ABSTRACT

A firm's profit policies and market assessments, as discussed in Chapter 8, are vital elements of a bigger process to which we must now turn, that of its overall budgeting and planning. It is convenient to concentrate for this purpose on large firms. The reader will recall that in Chapter 2 we glanced briefly at the ‘Galbraithian’ and ‘counter-Galbraithian’ theories of big business power. To a large extent, of course, this controversy hinges on how far large businesses are in fact able to control their environments, i.e. to plan. In Chapter 2 we also glanced at the related question of the internal allocation system of the large business and of its internal resource flows and dispositions, a matter of increasing economic interest in a world straddled by giant conglomerates and multinationals. In Chapter 7 we raised the question whether the large, diversified business can be controlled efficiently at every-increasing levels of size.

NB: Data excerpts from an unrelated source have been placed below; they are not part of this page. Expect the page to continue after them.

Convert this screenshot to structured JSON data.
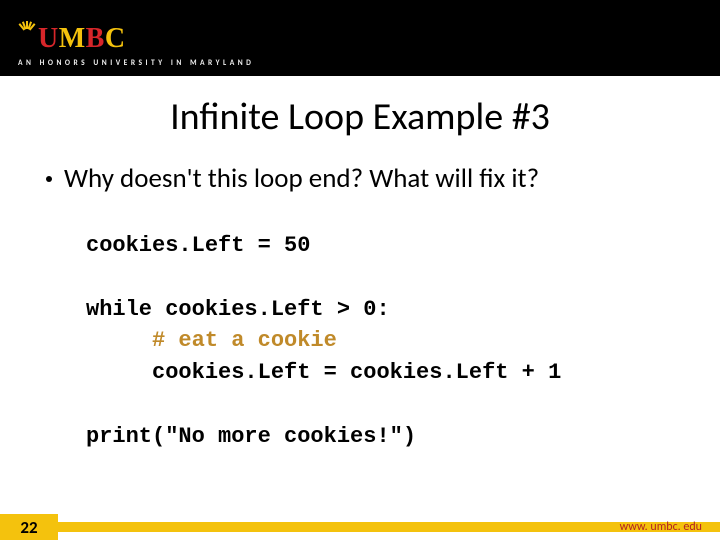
{
  "header": {
    "logo_letters": {
      "u": "U",
      "m": "M",
      "b": "B",
      "c": "C"
    },
    "tagline": "AN HONORS UNIVERSITY IN MARYLAND"
  },
  "title": "Infinite Loop Example #3",
  "bullet": "Why doesn't this loop end?  What will fix it?",
  "code": {
    "l1": "cookies.Left = 50",
    "l2": "",
    "l3": "while cookies.Left > 0:",
    "l4": "     # eat a cookie",
    "l5": "     cookies.Left = cookies.Left + 1",
    "l6": "",
    "l7": "print(\"No more cookies!\")"
  },
  "footer": {
    "slide_number": "22",
    "url": "www. umbc. edu"
  }
}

Can it maintain efficiency over time, avoiding ossification and even decay? In order to achieve its objectives, whilst coordinating scores of thousands of employees, many hundreds of products and, perhaps, too, operations from New York to Milan, from Birmingham to Hong Kong, the large corporation has to employ all types of allocative instrument. But what mixture of internal financial pressures, hierarchical command and carefully cultivated internal goodwill can it use? What conflicts exist between these allocative principles in a giant business and are these conflicts resolvable?